Here, they actually call out Apple and M1 by name. That’s the difference.
Apple did literally the exact same thing back in the day, saying some programs don't work very well on PC and urging people to get an Apple computer. Check out one example:

https://www.youtube.com/watch?v=48jlm6QSU4k

PC isn't a brand. Apple was referencing all non-Mac computers (not just Dell or HP) as their competitor. Intel is specifically referencing a single chip from a single competitor.

If the Apple ad said "Mac is so much better than the Dell XPS", that would be different.

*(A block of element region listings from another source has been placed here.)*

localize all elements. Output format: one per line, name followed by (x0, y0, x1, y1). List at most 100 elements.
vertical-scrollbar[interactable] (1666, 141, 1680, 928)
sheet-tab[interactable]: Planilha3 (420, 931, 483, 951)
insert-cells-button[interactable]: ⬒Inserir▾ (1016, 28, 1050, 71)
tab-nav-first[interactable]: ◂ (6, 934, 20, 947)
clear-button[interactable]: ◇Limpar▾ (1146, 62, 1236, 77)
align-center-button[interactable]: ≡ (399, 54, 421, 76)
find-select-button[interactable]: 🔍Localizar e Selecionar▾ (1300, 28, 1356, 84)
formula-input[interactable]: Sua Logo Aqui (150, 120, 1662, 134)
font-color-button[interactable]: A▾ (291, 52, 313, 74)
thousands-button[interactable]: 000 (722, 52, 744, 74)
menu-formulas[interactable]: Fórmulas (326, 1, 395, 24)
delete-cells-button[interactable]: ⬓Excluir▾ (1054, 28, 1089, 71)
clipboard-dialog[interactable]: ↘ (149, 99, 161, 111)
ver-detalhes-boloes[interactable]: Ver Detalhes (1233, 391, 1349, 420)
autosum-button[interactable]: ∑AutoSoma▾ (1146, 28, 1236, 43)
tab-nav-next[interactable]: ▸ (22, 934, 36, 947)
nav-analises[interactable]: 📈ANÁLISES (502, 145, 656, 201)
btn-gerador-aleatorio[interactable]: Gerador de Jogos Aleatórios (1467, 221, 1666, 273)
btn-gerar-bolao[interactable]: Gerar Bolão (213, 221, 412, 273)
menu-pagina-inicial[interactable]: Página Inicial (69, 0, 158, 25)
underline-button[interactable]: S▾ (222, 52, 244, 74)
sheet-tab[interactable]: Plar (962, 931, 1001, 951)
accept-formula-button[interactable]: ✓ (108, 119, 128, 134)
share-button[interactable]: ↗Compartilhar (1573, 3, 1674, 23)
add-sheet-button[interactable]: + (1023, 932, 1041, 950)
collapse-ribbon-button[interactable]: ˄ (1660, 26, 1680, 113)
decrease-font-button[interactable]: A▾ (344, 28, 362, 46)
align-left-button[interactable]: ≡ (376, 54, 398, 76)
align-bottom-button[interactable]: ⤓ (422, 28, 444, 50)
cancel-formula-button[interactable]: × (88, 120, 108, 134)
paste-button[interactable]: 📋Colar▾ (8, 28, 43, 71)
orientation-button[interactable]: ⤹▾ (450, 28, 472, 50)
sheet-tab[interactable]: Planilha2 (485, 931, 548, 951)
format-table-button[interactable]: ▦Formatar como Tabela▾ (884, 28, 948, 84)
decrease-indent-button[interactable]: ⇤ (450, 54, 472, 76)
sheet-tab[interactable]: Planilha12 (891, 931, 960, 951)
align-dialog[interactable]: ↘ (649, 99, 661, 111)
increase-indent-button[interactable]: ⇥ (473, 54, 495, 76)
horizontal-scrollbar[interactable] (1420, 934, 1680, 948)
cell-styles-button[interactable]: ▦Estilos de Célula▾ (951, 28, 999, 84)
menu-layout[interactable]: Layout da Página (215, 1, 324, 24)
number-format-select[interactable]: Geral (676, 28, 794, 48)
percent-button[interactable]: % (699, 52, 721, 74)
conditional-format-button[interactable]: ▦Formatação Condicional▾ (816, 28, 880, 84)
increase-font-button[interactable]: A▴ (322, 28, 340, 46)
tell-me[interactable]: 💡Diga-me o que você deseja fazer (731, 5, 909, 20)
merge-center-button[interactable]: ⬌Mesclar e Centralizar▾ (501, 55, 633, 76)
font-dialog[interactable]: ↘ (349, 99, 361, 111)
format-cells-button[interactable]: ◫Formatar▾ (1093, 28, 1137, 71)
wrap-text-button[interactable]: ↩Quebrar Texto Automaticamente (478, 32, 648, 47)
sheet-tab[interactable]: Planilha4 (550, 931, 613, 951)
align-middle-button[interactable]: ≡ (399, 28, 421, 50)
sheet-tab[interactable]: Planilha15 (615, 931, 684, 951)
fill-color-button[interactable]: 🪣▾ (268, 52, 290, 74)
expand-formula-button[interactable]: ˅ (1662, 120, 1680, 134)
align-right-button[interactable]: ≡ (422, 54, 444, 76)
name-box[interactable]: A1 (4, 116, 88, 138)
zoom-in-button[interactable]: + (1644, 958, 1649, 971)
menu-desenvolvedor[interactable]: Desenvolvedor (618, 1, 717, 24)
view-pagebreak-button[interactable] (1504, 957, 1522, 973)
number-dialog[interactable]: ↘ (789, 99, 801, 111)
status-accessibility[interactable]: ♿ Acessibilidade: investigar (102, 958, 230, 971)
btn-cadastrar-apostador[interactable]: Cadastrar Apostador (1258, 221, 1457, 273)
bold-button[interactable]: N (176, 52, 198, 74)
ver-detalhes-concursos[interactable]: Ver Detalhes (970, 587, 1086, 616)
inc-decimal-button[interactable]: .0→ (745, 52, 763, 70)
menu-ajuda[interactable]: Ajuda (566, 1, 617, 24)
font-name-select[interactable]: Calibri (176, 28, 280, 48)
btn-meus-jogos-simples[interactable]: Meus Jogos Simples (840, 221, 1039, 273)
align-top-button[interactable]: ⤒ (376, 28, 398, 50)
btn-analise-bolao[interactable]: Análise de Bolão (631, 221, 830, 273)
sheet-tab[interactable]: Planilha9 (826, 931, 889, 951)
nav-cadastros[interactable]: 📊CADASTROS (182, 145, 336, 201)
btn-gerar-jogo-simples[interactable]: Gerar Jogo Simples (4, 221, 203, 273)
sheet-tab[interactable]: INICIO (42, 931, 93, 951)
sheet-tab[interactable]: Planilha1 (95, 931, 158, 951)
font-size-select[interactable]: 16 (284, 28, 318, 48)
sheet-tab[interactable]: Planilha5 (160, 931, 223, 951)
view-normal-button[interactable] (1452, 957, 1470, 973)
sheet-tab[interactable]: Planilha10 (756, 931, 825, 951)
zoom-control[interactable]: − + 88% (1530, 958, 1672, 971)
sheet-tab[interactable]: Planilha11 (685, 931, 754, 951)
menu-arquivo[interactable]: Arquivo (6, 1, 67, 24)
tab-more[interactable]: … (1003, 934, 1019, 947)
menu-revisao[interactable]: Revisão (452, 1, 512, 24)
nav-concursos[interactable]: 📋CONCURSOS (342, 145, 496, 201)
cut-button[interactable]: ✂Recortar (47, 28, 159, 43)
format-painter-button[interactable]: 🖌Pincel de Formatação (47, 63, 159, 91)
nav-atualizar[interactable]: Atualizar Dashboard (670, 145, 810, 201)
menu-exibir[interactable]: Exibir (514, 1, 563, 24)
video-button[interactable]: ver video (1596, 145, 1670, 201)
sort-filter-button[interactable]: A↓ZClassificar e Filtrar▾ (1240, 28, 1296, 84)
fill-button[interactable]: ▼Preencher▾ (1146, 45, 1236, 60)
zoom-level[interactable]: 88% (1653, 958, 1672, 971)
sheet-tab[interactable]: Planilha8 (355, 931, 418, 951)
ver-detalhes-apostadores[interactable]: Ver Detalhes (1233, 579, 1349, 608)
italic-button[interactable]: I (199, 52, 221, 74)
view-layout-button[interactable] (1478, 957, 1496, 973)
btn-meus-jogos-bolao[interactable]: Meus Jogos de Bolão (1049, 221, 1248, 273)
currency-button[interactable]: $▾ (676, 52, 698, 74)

M1 Mac is three different computers; Intel is taking a swipe at Apple Silicon in general. They want Apple to use Intel chips for refreshes on the bigger devices (MBP16 still ships with 9th-gen Intel, iMac with 7th-gen). Anything they can do to delay Apple Silicon market takeup will dampen the attractiveness of post-M1 models running Apple Silicon, because nobody wants a machine with sparse software availability and that's a problem that won't get resolved until the user base is much bigger.

At the time of "I'm a Mac, I'm a PC," Apple transitioned to Intel. Now that it's transitioning away from Intel, you're seeing the same argument but inverted.

Sure, “PC” was (is?) synonymous with Windows, but as @ricketycricket said, Apple wasn’t calling out a single thing, but all computers that are labeled “PC”.